Renacimiento acaba de reeditar en un volumen tres novelas
cortas -El literato, Mundo subterráneo y
Nicéforo,
el tirano- que José Mª Salaverría publicó en la colección “El
cuento semanal”. El ejercicio de arqueología literaria puede ofrecer algún
interés, dudoso y en todo caso no mayor al que revestiría otro de
paleontología periodística. Salaverría fue un esforzado articulista que gastaba
una prosa tiesa. Pero entre la paja decimonónica, aquí y allí, algunas líneas
estimables. Aquí, en La Vanguardia del 23 de febrero de 1916, una pulla
a la profesión:
“¡Cuán grotesca suele ser a veces la superstición de la
letra impresa! Una persona inteligente y cultivada no duda en aceptar las
palabras de su periódico como indubitables; esa persona conoce acaso algún
periodista, sabe el grado mental y ético que alcanzan los periodistas. Sin
embargo, al leer por la mañana su periódico, lo acepta como un oráculo.
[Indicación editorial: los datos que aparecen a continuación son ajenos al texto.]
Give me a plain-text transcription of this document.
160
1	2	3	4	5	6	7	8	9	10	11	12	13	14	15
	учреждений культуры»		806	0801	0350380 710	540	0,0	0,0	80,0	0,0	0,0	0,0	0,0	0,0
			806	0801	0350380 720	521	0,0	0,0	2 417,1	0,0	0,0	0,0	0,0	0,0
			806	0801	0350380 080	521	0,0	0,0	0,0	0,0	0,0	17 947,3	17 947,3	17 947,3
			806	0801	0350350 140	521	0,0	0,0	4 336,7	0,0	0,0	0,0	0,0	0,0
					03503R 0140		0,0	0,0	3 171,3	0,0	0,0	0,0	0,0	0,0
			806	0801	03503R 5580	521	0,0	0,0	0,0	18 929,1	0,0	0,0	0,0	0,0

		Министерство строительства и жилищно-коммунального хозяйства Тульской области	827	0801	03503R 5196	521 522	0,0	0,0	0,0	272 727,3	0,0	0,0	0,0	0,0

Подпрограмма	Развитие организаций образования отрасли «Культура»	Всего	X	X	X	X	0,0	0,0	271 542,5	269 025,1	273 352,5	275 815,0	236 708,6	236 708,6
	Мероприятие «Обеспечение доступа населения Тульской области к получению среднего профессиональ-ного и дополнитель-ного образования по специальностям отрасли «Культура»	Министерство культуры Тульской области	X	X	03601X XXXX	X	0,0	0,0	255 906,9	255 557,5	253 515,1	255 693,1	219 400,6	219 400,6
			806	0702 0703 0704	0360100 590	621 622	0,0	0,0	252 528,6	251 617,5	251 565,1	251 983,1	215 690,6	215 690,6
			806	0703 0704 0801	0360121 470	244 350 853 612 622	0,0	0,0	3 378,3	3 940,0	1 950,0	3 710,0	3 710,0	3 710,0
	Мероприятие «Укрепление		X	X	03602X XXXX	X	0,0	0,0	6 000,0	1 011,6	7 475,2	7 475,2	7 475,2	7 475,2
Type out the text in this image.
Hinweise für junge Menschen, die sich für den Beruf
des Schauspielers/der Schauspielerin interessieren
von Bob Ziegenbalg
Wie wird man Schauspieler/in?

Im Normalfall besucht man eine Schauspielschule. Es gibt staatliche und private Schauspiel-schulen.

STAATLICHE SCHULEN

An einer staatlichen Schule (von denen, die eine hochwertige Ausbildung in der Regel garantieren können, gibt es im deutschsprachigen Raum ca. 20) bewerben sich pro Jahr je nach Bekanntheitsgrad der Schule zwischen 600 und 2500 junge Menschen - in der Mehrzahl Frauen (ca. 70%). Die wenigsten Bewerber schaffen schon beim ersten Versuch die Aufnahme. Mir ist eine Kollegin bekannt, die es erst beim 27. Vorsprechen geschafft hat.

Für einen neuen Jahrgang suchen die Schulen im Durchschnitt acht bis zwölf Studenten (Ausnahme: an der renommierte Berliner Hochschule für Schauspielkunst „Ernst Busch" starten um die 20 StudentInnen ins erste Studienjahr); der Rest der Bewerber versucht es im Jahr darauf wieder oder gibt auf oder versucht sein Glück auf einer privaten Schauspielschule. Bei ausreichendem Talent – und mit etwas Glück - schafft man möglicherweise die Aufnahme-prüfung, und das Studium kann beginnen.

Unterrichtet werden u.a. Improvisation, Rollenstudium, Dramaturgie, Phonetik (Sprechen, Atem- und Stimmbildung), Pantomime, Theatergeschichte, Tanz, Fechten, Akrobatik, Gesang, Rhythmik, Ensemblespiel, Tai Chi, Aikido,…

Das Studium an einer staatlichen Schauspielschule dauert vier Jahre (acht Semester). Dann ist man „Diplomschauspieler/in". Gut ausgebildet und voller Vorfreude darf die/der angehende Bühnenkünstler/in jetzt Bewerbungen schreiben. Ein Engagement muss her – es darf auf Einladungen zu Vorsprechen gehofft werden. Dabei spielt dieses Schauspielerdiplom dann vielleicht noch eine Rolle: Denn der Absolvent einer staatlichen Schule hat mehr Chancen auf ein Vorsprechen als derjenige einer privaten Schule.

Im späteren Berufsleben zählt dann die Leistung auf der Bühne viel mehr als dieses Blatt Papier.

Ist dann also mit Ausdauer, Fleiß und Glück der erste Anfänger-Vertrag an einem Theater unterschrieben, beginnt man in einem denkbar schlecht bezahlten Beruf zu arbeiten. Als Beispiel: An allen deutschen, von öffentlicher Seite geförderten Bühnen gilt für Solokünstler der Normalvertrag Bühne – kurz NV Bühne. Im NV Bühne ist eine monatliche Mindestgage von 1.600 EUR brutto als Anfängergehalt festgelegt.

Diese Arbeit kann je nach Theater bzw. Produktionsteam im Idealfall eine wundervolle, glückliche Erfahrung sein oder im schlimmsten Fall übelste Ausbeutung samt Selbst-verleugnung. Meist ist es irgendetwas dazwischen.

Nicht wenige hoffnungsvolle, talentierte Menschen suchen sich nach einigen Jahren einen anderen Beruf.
Los
mismos periodistas, que saben cómo se hacen los periódicos, suelen aceptar
humildemente las versiones de un periódico de París y Londres, y dan fe a esas
versiones amañadas, como si los periodistas de Londres y París no escribieran
igual que todos, bajo el imperio de una necesidad de amaño y consolación”.
Y allí, en el ABC del 3 de junio de 1908, la interviú imaginaria con el presidente del Gobierno y
la acotación sarcástica sobre la motita de sangre que el prohombre dejó en el
impecable cuello de su camisa al espachurrar una hormiguita.